In the SDLC harness, every implement step returns a structured report. The orchestrator reads that report as data, not as prose. When an agent produces output that doesn't match the expected shape, it fails fast and clearly — not silently downstream.

→
Structured output is the single highest-leverage reliability improvement I've made to agentic systems. It converts probabilistic text generation into deterministic data extraction that downstream code can depend on.

Building Block 5: Control Flow (Deterministic Routing)

This is the pattern that made the biggest difference when I productionized the support-automation system. Instead of handing control to the LLM, I use the LLM for classification and then let deterministic code do the routing.

def handle_support_request(ticket: dict) -> str:
    """One LLM call for classification; deterministic routing after."""
    classification = classify_ticket(ticket["body"])

    # Log the classification — this is invaluable for debugging
    print(f"Category: {classification.category}")
    print(f"Urgency: {classification.urgency}")
    print(f"Requires human: {classification.requires_human}")

    # Deterministic routing — no more LLM calls for most paths
    if classification.requires_human or classification.urgency == "high":
        return escalate_to_human_queue(ticket, classification)

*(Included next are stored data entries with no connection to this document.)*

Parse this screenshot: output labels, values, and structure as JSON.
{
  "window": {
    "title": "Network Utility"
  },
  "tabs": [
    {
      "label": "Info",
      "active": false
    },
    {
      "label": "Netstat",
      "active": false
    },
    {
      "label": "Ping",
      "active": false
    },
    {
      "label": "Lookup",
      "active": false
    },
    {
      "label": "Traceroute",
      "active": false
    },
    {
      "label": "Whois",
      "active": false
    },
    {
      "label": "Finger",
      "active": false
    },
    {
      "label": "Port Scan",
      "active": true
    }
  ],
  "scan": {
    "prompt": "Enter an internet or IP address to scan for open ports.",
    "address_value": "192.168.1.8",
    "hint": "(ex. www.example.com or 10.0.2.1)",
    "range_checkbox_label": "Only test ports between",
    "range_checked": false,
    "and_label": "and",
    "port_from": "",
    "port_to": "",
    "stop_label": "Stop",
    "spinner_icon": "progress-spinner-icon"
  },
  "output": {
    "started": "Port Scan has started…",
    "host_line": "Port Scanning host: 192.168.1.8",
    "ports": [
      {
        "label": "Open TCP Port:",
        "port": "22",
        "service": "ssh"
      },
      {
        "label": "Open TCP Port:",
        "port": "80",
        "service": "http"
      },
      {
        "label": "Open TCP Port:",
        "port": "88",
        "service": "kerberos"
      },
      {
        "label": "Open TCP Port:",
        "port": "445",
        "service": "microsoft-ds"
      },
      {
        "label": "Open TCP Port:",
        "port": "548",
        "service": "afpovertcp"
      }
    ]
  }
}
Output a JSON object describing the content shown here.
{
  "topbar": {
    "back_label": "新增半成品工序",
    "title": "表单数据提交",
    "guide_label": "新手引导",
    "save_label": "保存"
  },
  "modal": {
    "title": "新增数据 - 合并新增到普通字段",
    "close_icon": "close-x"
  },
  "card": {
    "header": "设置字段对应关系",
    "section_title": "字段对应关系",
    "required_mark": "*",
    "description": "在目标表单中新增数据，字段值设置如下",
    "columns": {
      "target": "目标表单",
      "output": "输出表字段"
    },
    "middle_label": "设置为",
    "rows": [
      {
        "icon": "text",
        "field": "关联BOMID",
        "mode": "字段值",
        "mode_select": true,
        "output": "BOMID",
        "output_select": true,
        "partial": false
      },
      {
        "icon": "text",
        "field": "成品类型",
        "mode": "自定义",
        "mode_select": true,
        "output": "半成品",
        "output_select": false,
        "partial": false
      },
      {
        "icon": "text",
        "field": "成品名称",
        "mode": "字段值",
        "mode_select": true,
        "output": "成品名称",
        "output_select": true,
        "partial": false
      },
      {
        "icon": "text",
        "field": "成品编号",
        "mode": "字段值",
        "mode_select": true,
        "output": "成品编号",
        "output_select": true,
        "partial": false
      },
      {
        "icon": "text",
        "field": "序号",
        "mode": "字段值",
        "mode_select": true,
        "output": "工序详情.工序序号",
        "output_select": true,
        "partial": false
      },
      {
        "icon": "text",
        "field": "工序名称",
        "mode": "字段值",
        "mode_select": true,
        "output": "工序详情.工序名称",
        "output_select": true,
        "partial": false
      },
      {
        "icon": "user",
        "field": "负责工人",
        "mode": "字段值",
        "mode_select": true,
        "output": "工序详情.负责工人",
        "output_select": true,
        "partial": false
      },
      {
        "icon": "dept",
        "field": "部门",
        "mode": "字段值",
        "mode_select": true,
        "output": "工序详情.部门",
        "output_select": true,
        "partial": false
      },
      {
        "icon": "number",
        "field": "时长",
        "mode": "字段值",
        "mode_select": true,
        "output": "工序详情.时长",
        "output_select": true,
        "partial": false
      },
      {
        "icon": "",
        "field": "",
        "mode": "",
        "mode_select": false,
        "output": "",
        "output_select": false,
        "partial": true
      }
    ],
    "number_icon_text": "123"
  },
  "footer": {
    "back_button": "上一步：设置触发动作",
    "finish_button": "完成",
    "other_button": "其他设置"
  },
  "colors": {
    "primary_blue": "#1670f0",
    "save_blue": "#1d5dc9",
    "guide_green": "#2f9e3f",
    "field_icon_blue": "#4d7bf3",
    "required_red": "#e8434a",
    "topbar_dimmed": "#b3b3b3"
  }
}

    if classification.category == "billing":
        return handle_billing_ticket(ticket, classification)

    if classification.category == "technical":
        return handle_technical_ticket(ticket, classification)

    return generate_general_response(ticket, classification)

The key insight: the LLM's job is to understand the input, not to drive the execution. Once the intent is classified and the confidence is above threshold, the rest is a state machine.

In the SDLC harness, this pattern runs end-to-end: each pipeline stage classifies what the previous agent produced (PASS / FAIL / PARTIAL), then routes deterministically — implement, test, review, document, or retry. No agent decides its own next step.

Building Block 6: Recovery (Error Handling)

Production agents fail. APIs time out, rate limits hit, models return malformed output. The question isn't whether failures happen — it's whether your system degrades gracefully.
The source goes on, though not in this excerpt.